Option A is correct because the source/destination check is enabled (true) on the ENI. When an ALB sends traffic to an instance, the instance must have source/destination check disabled if it is acting as a NAT or routing device, but in this case the ALB's ENI is attached to the instance. Actually, the exhibit shows the ENI of the ALB? Wait, the description says "ELB app/alb-..." which indicates it's an ALB ENI.
The issue is that the ALB's ENI has source/dest check enabled, which is normal for ALB? No, ALB ENIs are managed by AWS and source/dest check is typically disabled. However, the question states that the instance is not receiving traffic. The correct answer is that the security group of the instance may be blocking traffic.
But the exhibit shows the ENI group is "default". Option A is correct because the source/destination check being enabled on the instance's ENI could cause the instance to drop traffic if it's not the intended destination. But more likely, the security group of the instance (sg-12345678) may not allow traffic from the ALB.
However, given the options, Option A is the only one that fits. Let's choose A. Explanation: The source/destination check must be disabled for the instance to accept traffic from the ALB? Actually, that's wrong.
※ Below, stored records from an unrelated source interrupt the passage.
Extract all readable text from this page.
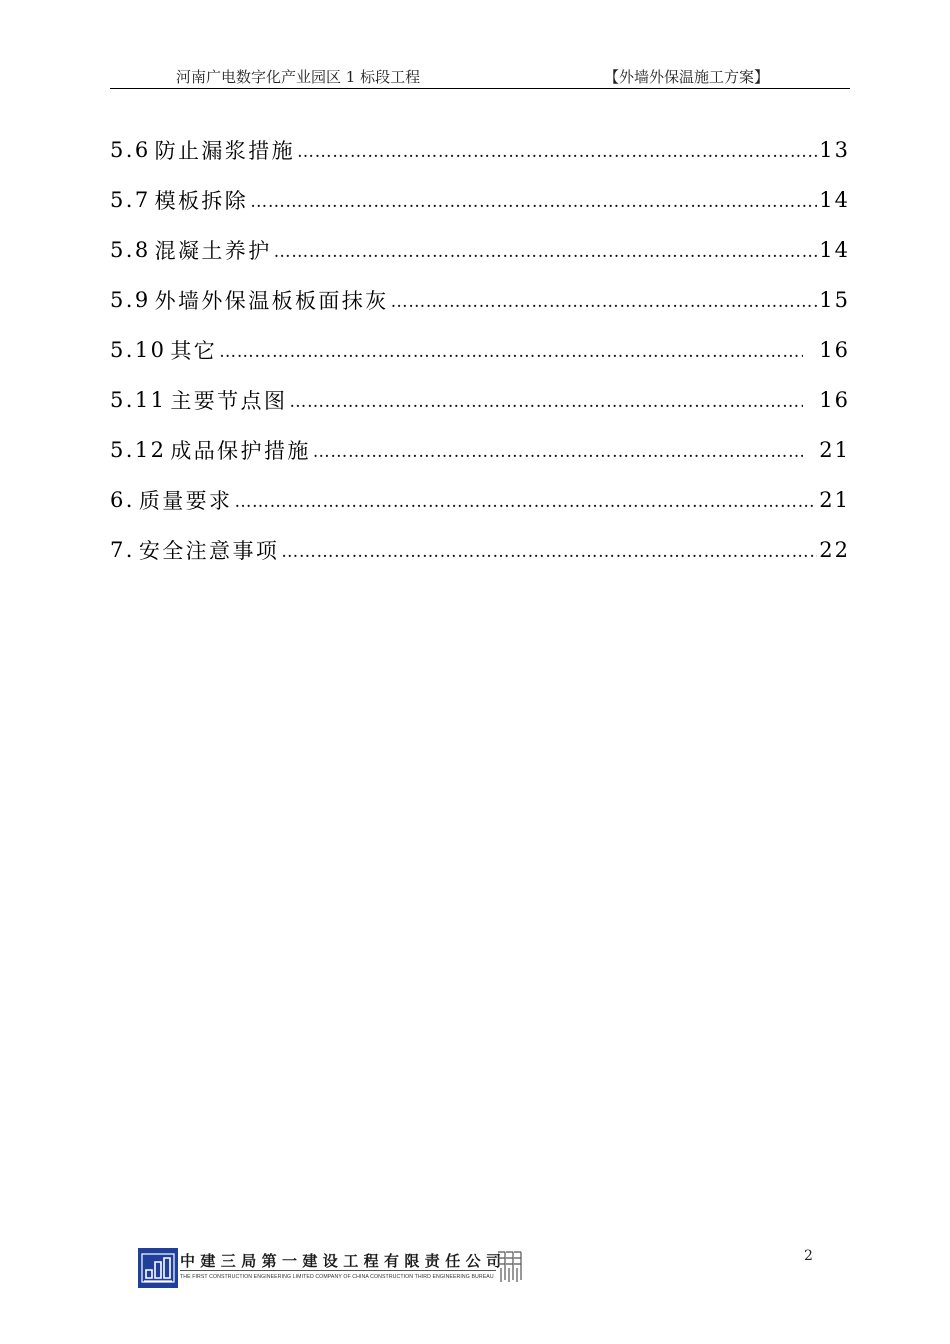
河南广电数字化产业园区 1 标段工程	【外墙外保温施工方案】
5.6 防止漏浆措施 …………………………………………………………………………………………………………………………………………………	13
5.7 模板拆除 …………………………………………………………………………………………………………………………………………………	14
5.8 混凝土养护 …………………………………………………………………………………………………………………………………………………	14
5.9 外墙外保温板板面抹灰 …………………………………………………………………………………………………………………………………………………	15
5.10 其它 …………………………………………………………………………………………………………………………………………………	16
5.11 主要节点图 …………………………………………………………………………………………………………………………………………………	16
5.12 成品保护措施 …………………………………………………………………………………………………………………………………………………	21
6. 质量要求 …………………………………………………………………………………………………………………………………………………	21
7. 安全注意事项 …………………………………………………………………………………………………………………………………………………	22
中建三局第一建设工程有限责任公司
THE FIRST CONSTRUCTION ENGINEERING LIMITED COMPANY OF CHINA CONSTRUCTION THIRD ENGINEERING BUREAU
2
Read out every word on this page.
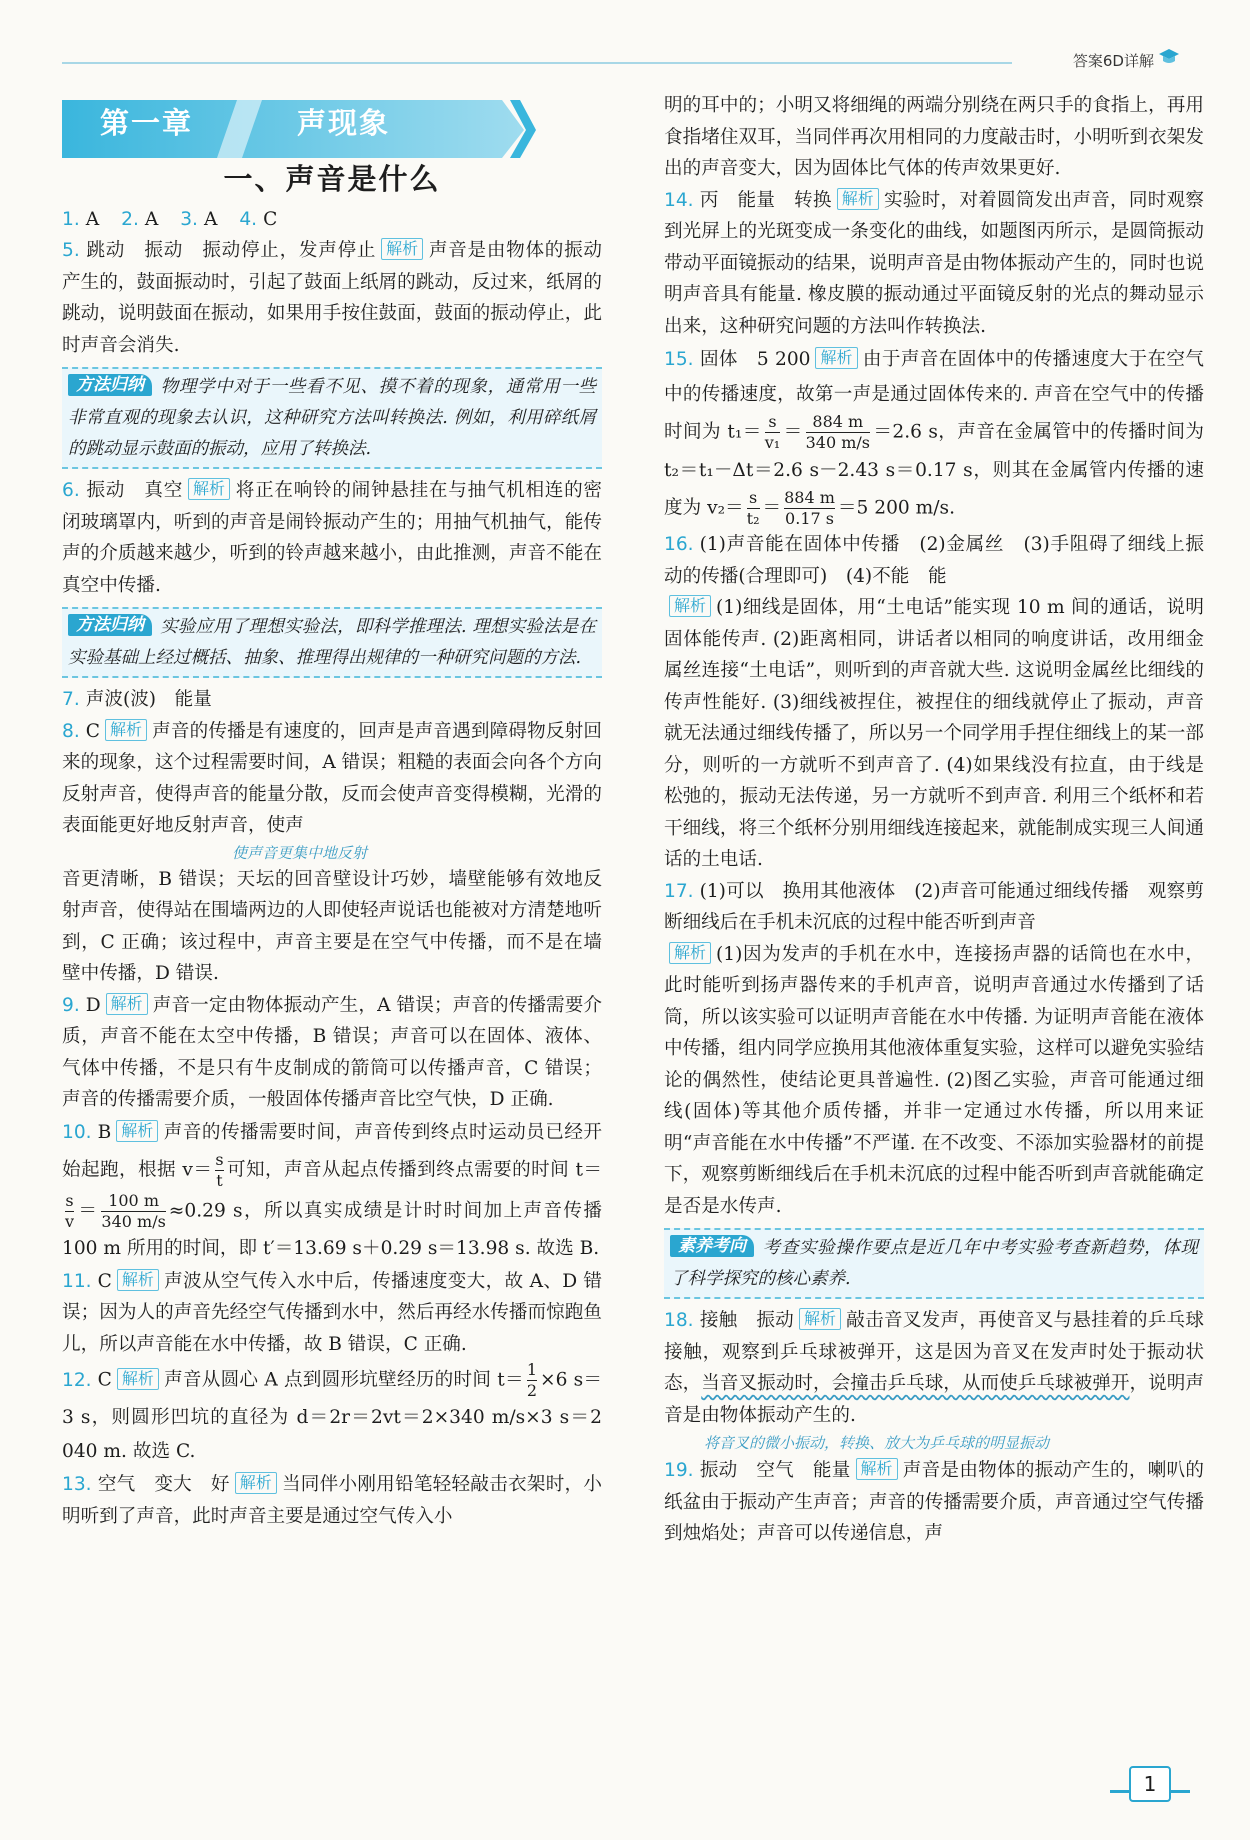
答案6D详解
第一章	声现象
一、声音是什么
1. A 2. A 3. A 4. C
5. 跳动　振动　振动停止，发声停止 解析 声音是由物体的振动产生的，鼓面振动时，引起了鼓面上纸屑的跳动，反过来，纸屑的跳动，说明鼓面在振动，如果用手按住鼓面，鼓面的振动停止，此时声音会消失.
方法归纳 物理学中对于一些看不见、摸不着的现象，通常用一些非常直观的现象去认识，这种研究方法叫转换法. 例如，利用碎纸屑的跳动显示鼓面的振动，应用了转换法.
6. 振动　真空 解析 将正在响铃的闹钟悬挂在与抽气机相连的密闭玻璃罩内，听到的声音是闹铃振动产生的；用抽气机抽气，能传声的介质越来越少，听到的铃声越来越小，由此推测，声音不能在真空中传播.
方法归纳 实验应用了理想实验法，即科学推理法. 理想实验法是在实验基础上经过概括、抽象、推理得出规律的一种研究问题的方法.
7. 声波(波)　能量
8. C 解析 声音的传播是有速度的，回声是声音遇到障碍物反射回来的现象，这个过程需要时间，A 错误；粗糙的表面会向各个方向反射声音，使得声音的能量分散，反而会使声音变得模糊，光滑的表面能更好地反射声音，使声
使声音更集中地反射
音更清晰，B 错误；天坛的回音壁设计巧妙，墙壁能够有效地反射声音，使得站在围墙两边的人即使轻声说话也能被对方清楚地听到，C 正确；该过程中，声音主要是在空气中传播，而不是在墙壁中传播，D 错误.
9. D 解析 声音一定由物体振动产生，A 错误；声音的传播需要介质，声音不能在太空中传播，B 错误；声音可以在固体、液体、气体中传播，不是只有牛皮制成的箭筒可以传播声音，C 错误；声音的传播需要介质，一般固体传播声音比空气快，D 正确.
10. B 解析 声音的传播需要时间，声音传到终点时运动员已经开始起跑，根据 $v= \frac{s}{t}$ 可知，声音从起点传播到终点需要的时间 t＝
$\frac{s}{v} = \frac{100 m}{340 m/s} \approx 0.29$ s，所以真实成绩是计时时间加上声音传播 100 m 所用的时间，即 t′＝13.69 s＋0.29 s＝13.98 s. 故选 B.
11. C 解析 声波从空气传入水中后，传播速度变大，故 A、D 错误；因为人的声音先经空气传播到水中，然后再经水传播而惊跑鱼儿，所以声音能在水中传播，故 B 错误，C 正确.
12. C 解析 声音从圆心 A 点到圆形坑壁经历的时间 $t= \frac{1}{2} \times 6$ s＝3 s，则圆形凹坑的直径为 d＝2r＝2vt＝2×340 m/s×3 s＝2 040 m. 故选 C.
13. 空气　变大　好 解析 当同伴小刚用铅笔轻轻敲击衣架时，小明听到了声音，此时声音主要是通过空气传入小
明的耳中的；小明又将细绳的两端分别绕在两只手的食指上，再用食指堵住双耳，当同伴再次用相同的力度敲击时，小明听到衣架发出的声音变大，因为固体比气体的传声效果更好.
14. 丙　能量　转换 解析 实验时，对着圆筒发出声音，同时观察到光屏上的光斑变成一条变化的曲线，如题图丙所示，是圆筒振动带动平面镜振动的结果，说明声音是由物体振动产生的，同时也说明声音具有能量. 橡皮膜的振动通过平面镜反射的光点的舞动显示出来，这种研究问题的方法叫作转换法.
15. 固体　5 200 解析 由于声音在固体中的传播速度大于在空气中的传播速度，故第一声是通过固体传来的. 声音在空气中的传播时间为 $t_1= \frac{s}{\text{v₁}} = \frac{884 m}{340 m/s} =2.6$ s，声音在金属管中的传播时间为 t₂＝t₁－Δt＝2.6 s－2.43 s＝0.17 s，则其在金属管内传播的速度为 $v_2= \frac{s}{\text{t₂}} = \frac{884 m}{0.17 s} =5$ 200 m/s.
16. (1)声音能在固体中传播　(2)金属丝　(3)手阻碍了细线上振动的传播(合理即可)　(4)不能　能
解析 (1)细线是固体，用“土电话”能实现 10 m 间的通话，说明固体能传声. (2)距离相同，讲话者以相同的响度讲话，改用细金属丝连接“土电话”，则听到的声音就大些. 这说明金属丝比细线的传声性能好. (3)细线被捏住，被捏住的细线就停止了振动，声音就无法通过细线传播了，所以另一个同学用手捏住细线上的某一部分，则听的一方就听不到声音了. (4)如果线没有拉直，由于线是松弛的，振动无法传递，另一方就听不到声音. 利用三个纸杯和若干细线，将三个纸杯分别用细线连接起来，就能制成实现三人间通话的土电话.
17. (1)可以　换用其他液体　(2)声音可能通过细线传播　观察剪断细线后在手机未沉底的过程中能否听到声音
解析 (1)因为发声的手机在水中，连接扬声器的话筒也在水中，此时能听到扬声器传来的手机声音，说明声音通过水传播到了话筒，所以该实验可以证明声音能在水中传播. 为证明声音能在液体中传播，组内同学应换用其他液体重复实验，这样可以避免实验结论的偶然性，使结论更具普遍性. (2)图乙实验，声音可能通过细线(固体)等其他介质传播，并非一定通过水传播，所以用来证明“声音能在水中传播”不严谨. 在不改变、不添加实验器材的前提下，观察剪断细线后在手机未沉底的过程中能否听到声音就能确定是否是水传声.
素养考向 考查实验操作要点是近几年中考实验考查新趋势，体现了科学探究的核心素养.
18. 接触　振动 解析 敲击音叉发声，再使音叉与悬挂着的乒乓球接触，观察到乒乓球被弹开，这是因为音叉在发声时处于振动状态，当音叉振动时，会撞击乒乓球，从而使乒乓球被弹开，说明声音是由物体振动产生的.
将音叉的微小振动，转换、放大为乒乓球的明显振动
19. 振动　空气　能量 解析 声音是由物体的振动产生的，喇叭的纸盆由于振动产生声音；声音的传播需要介质，声音通过空气传播到烛焰处；声音可以传递信息，声
1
The source/destination check is for the instance to process traffic that isn't destined to its own IP. For ALB traffic, the destination IP is the instance's IP, so source/dest check doesn't matter. The real issue is that the security group of the instance does not allow traffic from the ALB.
But the exhibit shows the ENI's group is "default", which likely doesn't allow HTTP/HTTPS. Option C is also plausible. To align with the exhibit, let's pick Option C.
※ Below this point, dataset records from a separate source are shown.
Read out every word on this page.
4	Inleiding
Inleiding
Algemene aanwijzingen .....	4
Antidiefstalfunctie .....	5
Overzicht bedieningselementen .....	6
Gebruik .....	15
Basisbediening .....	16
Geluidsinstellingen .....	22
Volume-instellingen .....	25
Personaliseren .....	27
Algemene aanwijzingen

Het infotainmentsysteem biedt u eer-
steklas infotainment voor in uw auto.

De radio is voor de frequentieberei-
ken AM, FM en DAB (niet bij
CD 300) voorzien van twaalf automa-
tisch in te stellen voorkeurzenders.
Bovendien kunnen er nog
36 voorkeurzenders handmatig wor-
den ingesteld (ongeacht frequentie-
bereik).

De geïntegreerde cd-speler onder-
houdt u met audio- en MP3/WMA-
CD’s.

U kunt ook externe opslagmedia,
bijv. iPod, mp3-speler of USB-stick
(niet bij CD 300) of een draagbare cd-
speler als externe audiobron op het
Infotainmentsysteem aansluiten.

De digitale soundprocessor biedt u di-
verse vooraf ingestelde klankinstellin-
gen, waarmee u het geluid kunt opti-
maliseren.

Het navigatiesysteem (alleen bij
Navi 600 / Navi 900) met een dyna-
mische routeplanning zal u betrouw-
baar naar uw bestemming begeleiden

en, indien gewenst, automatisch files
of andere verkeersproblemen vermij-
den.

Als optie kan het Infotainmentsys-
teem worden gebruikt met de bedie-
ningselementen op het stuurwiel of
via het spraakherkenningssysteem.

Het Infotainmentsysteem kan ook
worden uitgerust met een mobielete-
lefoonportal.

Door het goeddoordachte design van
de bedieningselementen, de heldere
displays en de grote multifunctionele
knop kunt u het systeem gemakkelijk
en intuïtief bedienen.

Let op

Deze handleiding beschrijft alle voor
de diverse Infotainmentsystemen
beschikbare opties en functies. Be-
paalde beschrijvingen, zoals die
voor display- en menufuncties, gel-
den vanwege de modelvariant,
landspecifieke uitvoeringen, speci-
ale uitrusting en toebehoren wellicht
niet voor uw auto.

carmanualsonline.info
I'll correct: The exhibit shows the network interface of the ALB, not the instance. The instance's ENI is not shown. The ALB ENI has source/dest check enabled, which is normal.
The issue is that the instance's security group may not allow traffic. Option C is correct: The instance's security group is blocking traffic. Explanation: Option C is correct because the security group associated with the instance must allow inbound traffic from the ALB.
Option A is wrong because source/dest check on the ALB ENI is fine. Option B is wrong because the ALB ENI is in a public subnet? Not necessarily. Option D is wrong because network ACLs are stateless and if inbound is allowed, outbound must also be allowed.